Крупные слезы катились из светлых глаз Софьи. В своем волнении, в порыве какого-то вдохновения, охватившего ее, она была неотразимо прекрасна. Федор глядел на нее долгим, грустным и ласковым взглядом; он с трудом поднял свою руку и опустил ее на плечо сестры.
— Ах, Софья, Софья! — проговорил он. — Тяжко мне слышать слова твои — знаю, что во многом ты права, знаю, какие беды всем вам готовятся — но что же мне делать?.. Не смею согрешить перед Богом, не смею отступиться от своей клятвы… Слышишь ли? Я связан клятвою, данною мною покойному родителю… Софья, сердце мое разрывается, на тебя глядя и о вас всех думая… Ох… тяжко, тяжко; любя вас, страдая о вас, должен наложить я на вас руку. Не смею завещать Россию Иванушке, ибо весь мир знает, каков он, знает, что не может он царствовать. Что ж, кого же по себе назначить преемником? Тебя, что ли? Ты бы и управилась, пожалуй, великим разумом Господь наделил тебя; но, Софья, ведь это же невозможно!.. Ведь тому не бывало никогда примеров… Сделай я это — и все только насмеются над моим завещанием, не станут целовать крест тебе, соблазн один выйдет и ничего больше. Нет, Софья, нет, напрасно ты и себя и меня мучаешь — я ничего не могу… ничего!..

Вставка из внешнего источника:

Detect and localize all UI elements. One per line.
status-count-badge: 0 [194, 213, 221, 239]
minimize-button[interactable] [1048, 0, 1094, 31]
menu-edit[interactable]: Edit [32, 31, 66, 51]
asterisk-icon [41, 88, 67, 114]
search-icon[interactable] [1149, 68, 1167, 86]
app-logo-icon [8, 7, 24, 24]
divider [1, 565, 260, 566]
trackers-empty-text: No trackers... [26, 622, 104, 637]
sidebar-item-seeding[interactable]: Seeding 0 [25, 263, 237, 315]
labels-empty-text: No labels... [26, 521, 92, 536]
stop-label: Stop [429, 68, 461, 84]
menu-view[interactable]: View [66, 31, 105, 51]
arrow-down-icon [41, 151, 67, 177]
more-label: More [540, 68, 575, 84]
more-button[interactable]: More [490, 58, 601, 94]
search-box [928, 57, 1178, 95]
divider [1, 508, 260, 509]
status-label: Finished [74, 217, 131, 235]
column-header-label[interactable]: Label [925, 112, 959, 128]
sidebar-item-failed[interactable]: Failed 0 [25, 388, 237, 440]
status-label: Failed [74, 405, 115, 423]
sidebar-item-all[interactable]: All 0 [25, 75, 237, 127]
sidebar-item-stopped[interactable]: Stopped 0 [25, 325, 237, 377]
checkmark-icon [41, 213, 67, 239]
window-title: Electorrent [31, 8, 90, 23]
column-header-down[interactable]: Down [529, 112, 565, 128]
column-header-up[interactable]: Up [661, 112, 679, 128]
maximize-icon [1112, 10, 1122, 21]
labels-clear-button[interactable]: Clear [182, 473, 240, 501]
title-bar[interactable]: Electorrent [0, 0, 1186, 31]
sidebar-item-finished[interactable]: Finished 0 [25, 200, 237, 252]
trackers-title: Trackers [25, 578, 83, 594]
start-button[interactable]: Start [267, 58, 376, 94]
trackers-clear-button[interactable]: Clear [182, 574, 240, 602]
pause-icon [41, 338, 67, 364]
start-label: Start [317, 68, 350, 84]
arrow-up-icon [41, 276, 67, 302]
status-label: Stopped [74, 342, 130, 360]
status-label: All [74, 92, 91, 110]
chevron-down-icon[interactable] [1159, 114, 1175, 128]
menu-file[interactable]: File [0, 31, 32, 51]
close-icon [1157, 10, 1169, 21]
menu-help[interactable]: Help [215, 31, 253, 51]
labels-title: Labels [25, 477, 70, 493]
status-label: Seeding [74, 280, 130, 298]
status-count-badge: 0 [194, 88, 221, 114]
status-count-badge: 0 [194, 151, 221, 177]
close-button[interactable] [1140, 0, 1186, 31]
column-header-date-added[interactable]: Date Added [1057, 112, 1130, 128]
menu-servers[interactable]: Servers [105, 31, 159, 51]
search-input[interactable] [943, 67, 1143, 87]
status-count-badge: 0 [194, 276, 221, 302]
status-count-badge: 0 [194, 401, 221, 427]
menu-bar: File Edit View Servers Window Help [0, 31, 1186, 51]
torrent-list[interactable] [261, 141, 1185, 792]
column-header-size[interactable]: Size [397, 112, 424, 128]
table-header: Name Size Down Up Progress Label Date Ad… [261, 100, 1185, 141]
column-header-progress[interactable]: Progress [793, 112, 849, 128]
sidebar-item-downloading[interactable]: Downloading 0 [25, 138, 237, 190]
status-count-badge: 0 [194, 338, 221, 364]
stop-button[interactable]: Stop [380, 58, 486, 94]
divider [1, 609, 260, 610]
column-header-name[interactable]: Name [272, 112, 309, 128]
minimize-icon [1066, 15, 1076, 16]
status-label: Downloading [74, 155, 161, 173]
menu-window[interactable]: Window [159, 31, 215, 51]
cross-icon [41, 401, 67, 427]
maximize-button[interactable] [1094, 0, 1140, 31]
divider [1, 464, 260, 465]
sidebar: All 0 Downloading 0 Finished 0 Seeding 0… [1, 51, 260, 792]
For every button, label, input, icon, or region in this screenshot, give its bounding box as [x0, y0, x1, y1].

В волнении Федор приподнялся было с подушек, но вдруг лицо его исказилось, слабый крик вырвался из груди его, и он упал.
Он хотел говорить что-то, но язык не слушался, руками он делал какие-то знаки, но Софья его не понимала.
Прошло несколько страшных мгновений; вот опять стоны, опять усилия сказать что-то… и ни звука!

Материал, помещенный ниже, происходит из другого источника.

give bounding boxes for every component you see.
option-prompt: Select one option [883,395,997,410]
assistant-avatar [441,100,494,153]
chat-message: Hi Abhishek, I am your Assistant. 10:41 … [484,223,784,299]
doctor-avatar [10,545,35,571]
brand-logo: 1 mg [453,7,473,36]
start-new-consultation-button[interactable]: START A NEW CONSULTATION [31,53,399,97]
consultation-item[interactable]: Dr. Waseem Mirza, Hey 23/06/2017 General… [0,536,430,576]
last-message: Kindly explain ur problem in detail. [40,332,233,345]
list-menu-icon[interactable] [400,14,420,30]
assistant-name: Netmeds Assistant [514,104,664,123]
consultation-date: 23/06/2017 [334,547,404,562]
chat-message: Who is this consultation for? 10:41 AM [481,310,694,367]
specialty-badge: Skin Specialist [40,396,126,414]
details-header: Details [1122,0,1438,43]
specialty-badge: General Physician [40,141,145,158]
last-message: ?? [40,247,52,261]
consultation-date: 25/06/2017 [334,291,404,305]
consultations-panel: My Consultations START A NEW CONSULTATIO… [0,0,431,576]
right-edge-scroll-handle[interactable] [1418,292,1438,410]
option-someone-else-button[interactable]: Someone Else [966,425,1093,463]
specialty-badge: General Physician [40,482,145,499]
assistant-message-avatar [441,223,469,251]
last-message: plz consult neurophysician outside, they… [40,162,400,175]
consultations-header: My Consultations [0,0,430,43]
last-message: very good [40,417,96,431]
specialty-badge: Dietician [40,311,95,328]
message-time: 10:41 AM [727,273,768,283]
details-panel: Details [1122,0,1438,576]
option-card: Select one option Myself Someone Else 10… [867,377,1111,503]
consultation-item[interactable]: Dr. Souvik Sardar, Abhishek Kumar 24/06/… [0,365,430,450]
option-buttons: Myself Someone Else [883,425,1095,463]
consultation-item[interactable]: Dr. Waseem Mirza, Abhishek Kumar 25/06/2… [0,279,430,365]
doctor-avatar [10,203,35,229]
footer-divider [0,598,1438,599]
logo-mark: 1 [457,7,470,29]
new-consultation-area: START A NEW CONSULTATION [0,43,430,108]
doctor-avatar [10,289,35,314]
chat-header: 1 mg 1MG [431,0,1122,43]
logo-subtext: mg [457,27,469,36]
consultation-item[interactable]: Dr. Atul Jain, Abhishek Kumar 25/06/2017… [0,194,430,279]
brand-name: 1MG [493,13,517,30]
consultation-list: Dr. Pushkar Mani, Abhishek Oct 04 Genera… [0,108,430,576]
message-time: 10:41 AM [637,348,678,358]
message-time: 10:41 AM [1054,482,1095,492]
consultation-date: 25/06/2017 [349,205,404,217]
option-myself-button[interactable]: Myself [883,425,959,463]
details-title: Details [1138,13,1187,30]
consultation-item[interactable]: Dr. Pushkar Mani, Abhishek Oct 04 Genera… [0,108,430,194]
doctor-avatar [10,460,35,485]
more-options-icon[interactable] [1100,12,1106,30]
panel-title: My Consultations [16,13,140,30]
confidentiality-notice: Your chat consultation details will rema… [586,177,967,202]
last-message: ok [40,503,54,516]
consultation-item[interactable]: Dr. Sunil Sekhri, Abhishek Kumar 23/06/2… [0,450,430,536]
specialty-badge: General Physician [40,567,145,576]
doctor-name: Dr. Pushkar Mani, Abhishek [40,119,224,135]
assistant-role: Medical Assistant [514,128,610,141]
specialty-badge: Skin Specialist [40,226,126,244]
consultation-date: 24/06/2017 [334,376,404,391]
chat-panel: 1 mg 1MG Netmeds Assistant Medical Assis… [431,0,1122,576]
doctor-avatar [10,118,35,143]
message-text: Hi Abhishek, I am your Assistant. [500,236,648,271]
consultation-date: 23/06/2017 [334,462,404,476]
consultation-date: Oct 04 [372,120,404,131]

Софья кинулась к нему, обвила его руками… он оставался без движения. Вдруг ей показалось, что он уже умер, и она, отшатнувшись и дико взвизгнув, навзничь упала на пол.
На пороге опочивальни с отчаянным воплем показалась царица Марфа, а за нею боярыня Хитрая.
Но царь еще не умер, он еще дышал. Он открыл глаза, нашел в себе силы поманить жену, взял ее руку и держал, и не выпускал, и глядел на нее потухавшим взором.
Хитрая долго не могла привести в чувство царевну Софью.